Bendi was born out of a combination of Mandeep’s data science and finance background across BCG, banking, and as CSO at Pivigo, and her cofounder’s extensive knowledge of the fashion industry and sustainability.

“Through working at Pivigo I realised there are problems that we could solve using those technologies, and using those frameworks, that we couldn’t even begin to tackle 5 years ago, both in terms of the cost of compute power, the kinds of technologies that can actually handle this much data and just the sheer fact that more and more data is being created”

“Before starting Bendi I didn’t know just how much of a culprit fashion is. Something like 10% of global carbon emissions comes from global fashion and its supply chains and 20% of global wastewater is created in the supply chains of fashion, and the majority of brands don’t really know the impact of their operations or of the products they are making. We saw some great initiatives taking place, especially by some of the larger brands, but there’s around 11 and a half thousand fashion brands and retailers in the UK and approximately 11 thousand of them are SMEs. They can’t just go and build technologies to find out where their products come from”

This was the problem they set out to tackle, many companies were setting ambitious carbon neutral targets but lacked the data to even start to action them, these companies were looking to consultancies or hiring to solve the problem manually. Combining their knowledge and with a vision to make fashion traceable, the idea for the business formed in January of 2020 and the cofounders secured a grant from the UK Government in October. In November, Bendi was born, and the team is now 8 people and growing. The vision of the business is for provenance to be as important and as common an indicator as price and size.

“We’re trying to find ways to automate those processes, for example, what does a baseline look like for sustainability for chemicals? What does good look like? What does best in class look like? As a brand, if my next collection uses conventional cotton or organic cotton, what would be the impact of that? What would be the price difference? Let’s say I want to go net zero in the next three years, and considering I know ‘this’ about my supply chain, and I can use ‘these’ levers and I can’t move ‘those’, what’s the optimal path to do that? We’re using a lot of machine learning, we try to find optimal paths to whatever a customer wants given their preferences, and their constraints”

Impressively, Bendi has already signed a major retailer in the UK, responsible for around 900 brands. They have also secured venture funding from Berlin based APX ventures. Despite these impressive highlights, Mandeep ranks meeting the team for the first time as one of the highlights of the journey so far. Given the company was remote-first during COVID, it took restrictions to loosen up for her to meet the majority of her employees.

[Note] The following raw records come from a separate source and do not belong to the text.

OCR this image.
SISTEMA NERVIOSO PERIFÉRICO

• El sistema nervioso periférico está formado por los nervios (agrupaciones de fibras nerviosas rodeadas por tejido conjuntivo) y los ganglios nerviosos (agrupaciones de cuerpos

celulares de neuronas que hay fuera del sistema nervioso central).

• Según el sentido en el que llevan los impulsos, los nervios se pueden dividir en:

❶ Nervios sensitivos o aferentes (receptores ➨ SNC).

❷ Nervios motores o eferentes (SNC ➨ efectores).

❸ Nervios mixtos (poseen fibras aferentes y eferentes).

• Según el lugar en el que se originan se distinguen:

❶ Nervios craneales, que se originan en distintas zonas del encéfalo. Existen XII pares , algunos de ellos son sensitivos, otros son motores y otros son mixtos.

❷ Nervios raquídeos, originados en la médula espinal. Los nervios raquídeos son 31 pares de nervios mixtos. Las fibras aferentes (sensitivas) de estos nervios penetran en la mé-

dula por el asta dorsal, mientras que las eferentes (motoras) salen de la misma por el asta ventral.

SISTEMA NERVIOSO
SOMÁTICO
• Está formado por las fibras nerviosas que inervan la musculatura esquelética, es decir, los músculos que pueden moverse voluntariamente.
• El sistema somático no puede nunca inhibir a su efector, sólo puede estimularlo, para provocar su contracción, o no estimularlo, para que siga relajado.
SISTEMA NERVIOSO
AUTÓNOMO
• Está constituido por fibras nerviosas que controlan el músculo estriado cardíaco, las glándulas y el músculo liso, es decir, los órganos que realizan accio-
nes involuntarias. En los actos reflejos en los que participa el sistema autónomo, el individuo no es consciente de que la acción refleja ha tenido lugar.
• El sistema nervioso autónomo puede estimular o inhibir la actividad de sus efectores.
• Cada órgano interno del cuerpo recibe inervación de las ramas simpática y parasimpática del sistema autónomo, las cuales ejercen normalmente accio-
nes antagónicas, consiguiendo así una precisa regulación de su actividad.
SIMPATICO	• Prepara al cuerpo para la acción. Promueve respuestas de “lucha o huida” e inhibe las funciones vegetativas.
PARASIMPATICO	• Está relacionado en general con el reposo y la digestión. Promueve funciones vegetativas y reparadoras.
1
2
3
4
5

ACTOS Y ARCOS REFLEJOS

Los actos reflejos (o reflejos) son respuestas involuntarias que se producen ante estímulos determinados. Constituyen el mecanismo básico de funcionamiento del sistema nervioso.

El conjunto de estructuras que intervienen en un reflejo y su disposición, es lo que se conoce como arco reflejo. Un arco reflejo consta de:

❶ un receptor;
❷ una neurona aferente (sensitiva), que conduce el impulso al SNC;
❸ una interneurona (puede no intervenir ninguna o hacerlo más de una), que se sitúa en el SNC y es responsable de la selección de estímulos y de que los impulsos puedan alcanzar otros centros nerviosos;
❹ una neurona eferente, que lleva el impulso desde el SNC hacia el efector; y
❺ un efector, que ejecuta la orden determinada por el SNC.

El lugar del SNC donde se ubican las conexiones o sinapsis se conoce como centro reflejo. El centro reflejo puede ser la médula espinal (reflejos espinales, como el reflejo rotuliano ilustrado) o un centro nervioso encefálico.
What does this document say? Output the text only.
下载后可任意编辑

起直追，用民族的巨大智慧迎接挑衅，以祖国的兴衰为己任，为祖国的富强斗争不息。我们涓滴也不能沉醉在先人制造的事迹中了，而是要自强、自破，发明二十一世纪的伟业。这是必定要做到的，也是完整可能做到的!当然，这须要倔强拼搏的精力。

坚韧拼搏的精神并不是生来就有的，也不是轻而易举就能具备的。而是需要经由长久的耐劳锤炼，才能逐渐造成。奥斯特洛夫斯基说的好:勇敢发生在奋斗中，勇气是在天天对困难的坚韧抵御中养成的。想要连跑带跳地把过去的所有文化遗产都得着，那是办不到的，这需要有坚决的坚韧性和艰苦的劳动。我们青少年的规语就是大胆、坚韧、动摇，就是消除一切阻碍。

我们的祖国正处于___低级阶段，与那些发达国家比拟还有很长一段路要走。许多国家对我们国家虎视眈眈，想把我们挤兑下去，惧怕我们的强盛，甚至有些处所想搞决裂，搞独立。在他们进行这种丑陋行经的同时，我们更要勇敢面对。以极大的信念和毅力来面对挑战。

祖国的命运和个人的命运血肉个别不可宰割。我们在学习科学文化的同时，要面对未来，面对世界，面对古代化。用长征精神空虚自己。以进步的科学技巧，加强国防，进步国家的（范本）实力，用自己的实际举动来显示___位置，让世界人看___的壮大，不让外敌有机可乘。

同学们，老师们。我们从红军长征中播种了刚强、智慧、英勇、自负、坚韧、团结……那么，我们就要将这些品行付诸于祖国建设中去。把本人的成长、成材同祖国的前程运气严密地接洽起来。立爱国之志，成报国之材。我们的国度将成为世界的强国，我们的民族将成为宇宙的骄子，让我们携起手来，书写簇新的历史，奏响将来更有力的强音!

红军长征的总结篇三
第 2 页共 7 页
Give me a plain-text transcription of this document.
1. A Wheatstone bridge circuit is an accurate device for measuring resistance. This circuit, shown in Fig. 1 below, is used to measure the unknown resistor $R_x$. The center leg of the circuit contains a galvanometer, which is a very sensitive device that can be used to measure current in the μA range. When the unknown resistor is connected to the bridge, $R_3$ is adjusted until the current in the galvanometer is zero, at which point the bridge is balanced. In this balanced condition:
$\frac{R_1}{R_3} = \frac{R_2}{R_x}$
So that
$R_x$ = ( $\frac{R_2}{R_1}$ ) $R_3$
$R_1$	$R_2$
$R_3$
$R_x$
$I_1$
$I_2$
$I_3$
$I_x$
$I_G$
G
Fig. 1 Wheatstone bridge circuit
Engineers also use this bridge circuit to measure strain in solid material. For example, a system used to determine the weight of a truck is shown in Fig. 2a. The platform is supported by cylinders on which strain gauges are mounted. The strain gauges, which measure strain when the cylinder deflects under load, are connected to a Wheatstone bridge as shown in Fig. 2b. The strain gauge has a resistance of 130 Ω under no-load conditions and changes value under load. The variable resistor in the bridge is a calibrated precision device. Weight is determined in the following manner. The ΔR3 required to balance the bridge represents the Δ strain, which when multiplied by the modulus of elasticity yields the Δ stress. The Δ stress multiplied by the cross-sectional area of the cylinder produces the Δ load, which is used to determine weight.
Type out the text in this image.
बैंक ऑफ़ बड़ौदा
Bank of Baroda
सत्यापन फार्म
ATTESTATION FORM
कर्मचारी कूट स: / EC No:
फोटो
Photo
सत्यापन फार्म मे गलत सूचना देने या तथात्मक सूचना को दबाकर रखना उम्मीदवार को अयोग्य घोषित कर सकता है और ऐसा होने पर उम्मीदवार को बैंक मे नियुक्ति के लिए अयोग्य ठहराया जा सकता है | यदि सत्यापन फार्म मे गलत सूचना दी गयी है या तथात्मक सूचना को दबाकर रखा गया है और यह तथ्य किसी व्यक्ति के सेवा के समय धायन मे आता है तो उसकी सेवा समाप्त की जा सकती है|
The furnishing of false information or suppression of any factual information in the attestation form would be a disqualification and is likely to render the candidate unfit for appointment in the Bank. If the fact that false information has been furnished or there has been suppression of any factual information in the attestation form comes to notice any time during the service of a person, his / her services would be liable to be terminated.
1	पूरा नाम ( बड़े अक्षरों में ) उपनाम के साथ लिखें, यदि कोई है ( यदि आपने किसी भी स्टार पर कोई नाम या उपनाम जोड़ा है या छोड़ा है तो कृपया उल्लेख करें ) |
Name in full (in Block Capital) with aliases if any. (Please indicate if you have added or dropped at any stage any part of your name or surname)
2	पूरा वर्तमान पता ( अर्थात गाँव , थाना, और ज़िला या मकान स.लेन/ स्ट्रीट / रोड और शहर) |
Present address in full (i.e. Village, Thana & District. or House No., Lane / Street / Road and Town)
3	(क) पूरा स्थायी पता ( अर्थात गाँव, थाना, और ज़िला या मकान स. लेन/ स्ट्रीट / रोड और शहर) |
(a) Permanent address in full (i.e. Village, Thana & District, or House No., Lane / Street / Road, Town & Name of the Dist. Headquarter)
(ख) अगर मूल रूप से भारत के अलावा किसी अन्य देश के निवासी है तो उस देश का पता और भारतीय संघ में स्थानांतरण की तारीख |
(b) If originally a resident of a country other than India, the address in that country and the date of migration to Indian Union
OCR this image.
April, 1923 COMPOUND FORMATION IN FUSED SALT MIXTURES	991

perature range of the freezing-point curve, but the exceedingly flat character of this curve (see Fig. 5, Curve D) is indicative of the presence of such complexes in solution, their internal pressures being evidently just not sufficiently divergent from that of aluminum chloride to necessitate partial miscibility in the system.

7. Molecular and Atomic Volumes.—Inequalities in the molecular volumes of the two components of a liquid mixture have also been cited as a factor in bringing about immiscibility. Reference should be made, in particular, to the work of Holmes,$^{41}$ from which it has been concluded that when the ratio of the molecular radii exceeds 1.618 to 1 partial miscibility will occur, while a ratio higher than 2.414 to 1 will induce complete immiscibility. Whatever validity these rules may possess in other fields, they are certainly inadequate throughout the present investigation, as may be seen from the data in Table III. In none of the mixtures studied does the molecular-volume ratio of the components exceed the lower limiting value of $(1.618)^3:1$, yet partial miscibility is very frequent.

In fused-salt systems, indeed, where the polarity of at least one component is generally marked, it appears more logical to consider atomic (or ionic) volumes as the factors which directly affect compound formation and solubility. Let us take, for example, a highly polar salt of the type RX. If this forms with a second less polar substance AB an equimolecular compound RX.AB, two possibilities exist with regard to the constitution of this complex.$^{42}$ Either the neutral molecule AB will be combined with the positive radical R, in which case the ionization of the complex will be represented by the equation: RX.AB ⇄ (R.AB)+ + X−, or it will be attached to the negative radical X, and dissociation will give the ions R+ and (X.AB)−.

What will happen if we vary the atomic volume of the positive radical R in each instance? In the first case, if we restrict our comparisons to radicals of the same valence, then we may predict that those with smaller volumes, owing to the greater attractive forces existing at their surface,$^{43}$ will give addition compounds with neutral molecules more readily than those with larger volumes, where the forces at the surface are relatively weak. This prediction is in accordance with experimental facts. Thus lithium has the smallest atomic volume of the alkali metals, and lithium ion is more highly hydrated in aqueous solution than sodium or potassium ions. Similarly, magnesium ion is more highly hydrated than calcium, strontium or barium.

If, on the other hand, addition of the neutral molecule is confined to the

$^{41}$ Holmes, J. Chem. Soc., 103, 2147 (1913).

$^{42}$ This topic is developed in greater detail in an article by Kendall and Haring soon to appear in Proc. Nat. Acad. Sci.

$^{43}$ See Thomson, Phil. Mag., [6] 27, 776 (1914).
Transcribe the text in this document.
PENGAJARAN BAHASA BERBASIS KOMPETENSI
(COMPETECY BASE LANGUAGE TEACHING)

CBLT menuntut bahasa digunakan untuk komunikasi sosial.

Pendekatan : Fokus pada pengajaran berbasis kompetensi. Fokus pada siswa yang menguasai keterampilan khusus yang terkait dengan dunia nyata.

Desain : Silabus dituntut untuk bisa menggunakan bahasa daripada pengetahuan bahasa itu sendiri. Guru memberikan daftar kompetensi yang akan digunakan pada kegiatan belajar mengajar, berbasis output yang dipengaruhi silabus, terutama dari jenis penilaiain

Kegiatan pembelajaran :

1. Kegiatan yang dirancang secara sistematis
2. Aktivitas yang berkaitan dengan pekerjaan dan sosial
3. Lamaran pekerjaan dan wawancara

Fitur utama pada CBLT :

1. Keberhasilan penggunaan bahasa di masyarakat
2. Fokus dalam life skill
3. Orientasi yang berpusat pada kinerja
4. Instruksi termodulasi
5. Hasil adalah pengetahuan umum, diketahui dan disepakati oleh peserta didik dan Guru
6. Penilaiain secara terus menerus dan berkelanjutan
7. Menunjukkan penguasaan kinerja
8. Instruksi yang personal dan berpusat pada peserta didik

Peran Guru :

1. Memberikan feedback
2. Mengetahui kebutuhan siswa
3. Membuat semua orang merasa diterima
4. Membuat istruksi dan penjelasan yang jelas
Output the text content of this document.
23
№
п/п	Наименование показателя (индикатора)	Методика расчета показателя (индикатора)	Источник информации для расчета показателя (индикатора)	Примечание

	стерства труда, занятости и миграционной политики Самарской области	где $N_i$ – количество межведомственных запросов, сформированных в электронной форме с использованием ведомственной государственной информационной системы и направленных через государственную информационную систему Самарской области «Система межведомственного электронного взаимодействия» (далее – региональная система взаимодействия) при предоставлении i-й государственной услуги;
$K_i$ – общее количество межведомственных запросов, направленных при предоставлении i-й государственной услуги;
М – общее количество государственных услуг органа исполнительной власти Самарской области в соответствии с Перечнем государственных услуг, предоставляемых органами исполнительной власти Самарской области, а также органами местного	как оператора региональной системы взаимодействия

“It seems crazy to me that in 2021 you know so many details about things that you’re buying but you don’t know where it comes from, and you don’t know the impact of it. In five years, I would hope that there’s a version of Bendi that available to all brands and retailers, perhaps there a free version that’s available to the smallest brands so even they can get started, and that we’ve actually helped brands to improve their sustainability over time and reduce their impacts”

This interview series is a collection of articles commissioned by Atara Partners with some of the world's fastest-moving technology businesses and their leaders.